L’humidité familière des grottes lui rappelait inévitablement le déroulement de sa vie, spectacle dont il avait été simple spectateur à de nombreuses reprises. Il le savait et désirait changer en cela plus qu’en toute autre chose. Il voulait être le seul et unique acteur de sa vie. Des objectifs, des désirs… Tout ça allait lui permettre d’y arriver, il n’avait aucun doute.

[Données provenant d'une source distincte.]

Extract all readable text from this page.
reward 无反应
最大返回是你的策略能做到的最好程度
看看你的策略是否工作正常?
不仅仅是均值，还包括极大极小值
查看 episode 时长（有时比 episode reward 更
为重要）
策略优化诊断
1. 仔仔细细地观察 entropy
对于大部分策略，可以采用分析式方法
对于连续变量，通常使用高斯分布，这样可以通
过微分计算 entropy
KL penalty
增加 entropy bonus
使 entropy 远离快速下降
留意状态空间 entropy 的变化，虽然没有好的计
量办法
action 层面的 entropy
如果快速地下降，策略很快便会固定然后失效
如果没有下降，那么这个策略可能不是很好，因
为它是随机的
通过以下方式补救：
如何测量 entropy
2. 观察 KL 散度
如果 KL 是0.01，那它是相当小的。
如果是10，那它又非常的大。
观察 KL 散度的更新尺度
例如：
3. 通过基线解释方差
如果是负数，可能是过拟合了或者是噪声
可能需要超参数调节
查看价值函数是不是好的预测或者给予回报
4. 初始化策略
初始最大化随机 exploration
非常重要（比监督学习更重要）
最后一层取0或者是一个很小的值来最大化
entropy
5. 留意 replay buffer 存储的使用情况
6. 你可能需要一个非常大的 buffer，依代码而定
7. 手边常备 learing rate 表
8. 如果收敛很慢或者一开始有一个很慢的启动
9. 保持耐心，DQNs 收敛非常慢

Son père adoptif, l’ancien chef de la pègre sévissant à Yrsaïl, avait énormément de défauts… Mais ce qui avait séduit le jeune garçon qu’il était à cette époque, ce n’était pas son affection… Non, il n’était pas le genre de gamin qui en réclamait. Mais… Sa passion.
Flash-Back :
La chaleur était atroce… Mais il devait inévitablement se protéger du soleil pour ne pas tourner de l’œil, c’était ce qu’une femme lui avait expliqué avant qu’il ne rentre dans le désert de Cheldis. Elle lui avait alors prêté un épais châle qu’il avait déchiré pour que chaque centimètre de peau soit couvert, séduite par la bouille du petit garçon. Il était si petit et si frêle ! Si elle-même n’avait pas ses propres soucis, elle aurait sûrement craqué pour lui et aurait tenté de l’adopter. Yulliah le savait, il savait lire le regard des gens autour de lui. Tout comme il savait déceler la haine et le dégoût, il voyait la différence avec l’affection et la compassion. Dans son entourage natal, on ne lui avait pas apprit à ressentir… Ou alors, c’était lui qui défaillait ? Toujours est-il, qu’il n’était pas encore au point. Il savait faire semblant mais de là à réellement ressentir ces sentiments…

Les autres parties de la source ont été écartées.